De ce fait, il est possible de voir que la primauté du droit de l'Union limite l'étendue de l'ordre public, non pas par sa définition, mais par son application.
Un autre point mérite d’être soulevé concernant cette notion d'ordre public. C'est le fait que l'on peut aboutir à l'élargissement de ce concept ; c'est notamment le cas dans l'affaire de « la guerre des fraises », l’arrêt rendu en 1997 par la Cour de Justice. Dans cette affaire, des manifestants agriculteurs confisquent des cageots de fraises espagnoles et cela porte atteinte au principe de libre circulation des marchandises. La France aurait du intervenir car il y a violation du droit de l'Union. Elle a donc été condamnée par la CJCE en 1997 par l'arrêt "Commission contre France".

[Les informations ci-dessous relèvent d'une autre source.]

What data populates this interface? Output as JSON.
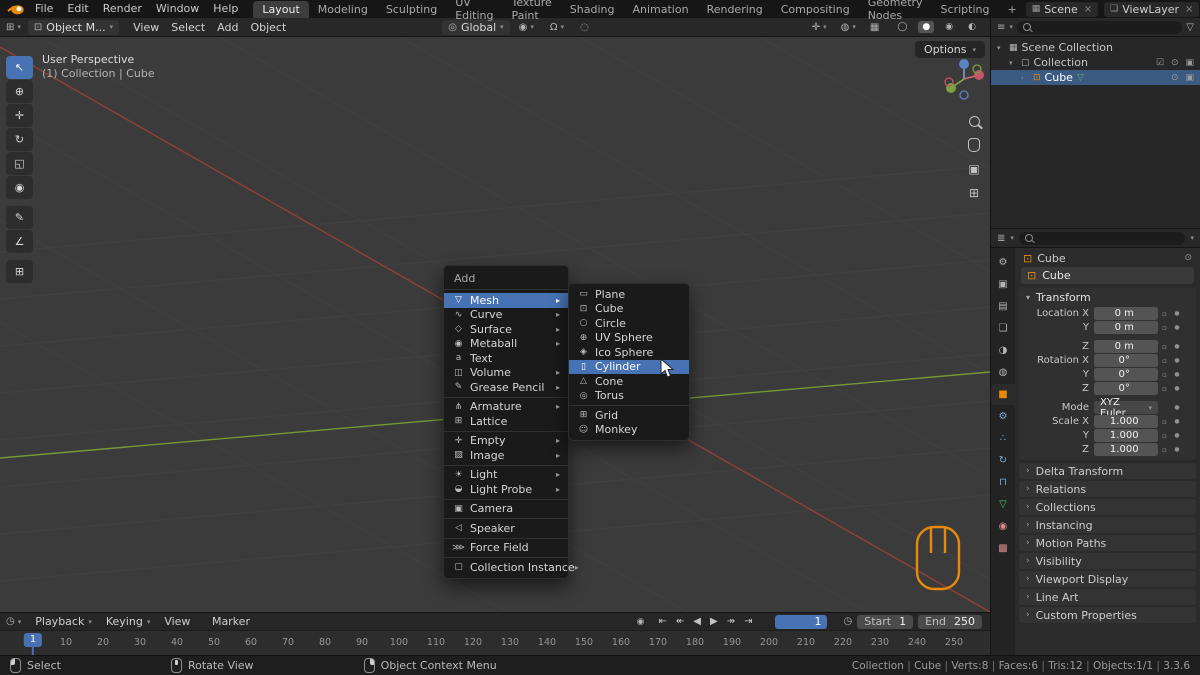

La Cour de justice a fait une appréciation stricte de la notion d'ordre public et en regardant la jurisprudence communautaire, il est possible de s'apercevoir que dans l'appréciation faite, le juge de l'Union est beaucoup plus sévère que le juge national. Il fait une appréciation in concreto, par exemple, en matière de libre circulation des prestations. Pour les restrictions il faut un motif d'ordre public mais le juge précise quel type d'atteinte faut-il : « il faut une menace réelle et suffisamment grave affectant un intérêt fondamental de la société » ; cela ressort de l’arrêt rendu par la Cour de justice de 1977 Bouchereau. Le juge regarde donc les faits in concreto et le degré d'atteinte à l'ordre public. Dans l’arrêt Metock de 2008, la Cour de justice a estimé que  des faits de trouble à l’ordre public peuvent justifier une amende mais une interdiction d’entrée sur le territoire serait disproportionnée.
La conception française de l'ordre public peut être parfois plus large que celle retenue habituellement par le juge de l'Union comme c'est le cas des monopoles de jeux de hasard ou de paris sportifs. Dans ces domaines là, la France a une législation au nom de l'ordre public particulière, puisque l’État se réserve le monopole des jeux de hasards dont il tire des bénéfices.
Ces législations sont donc peu conformes au droit de l'Union, et dans l'optique ou la Cour de Justice serait saisie, la France serait certainement condamnée pour non respect des principes de l'Union.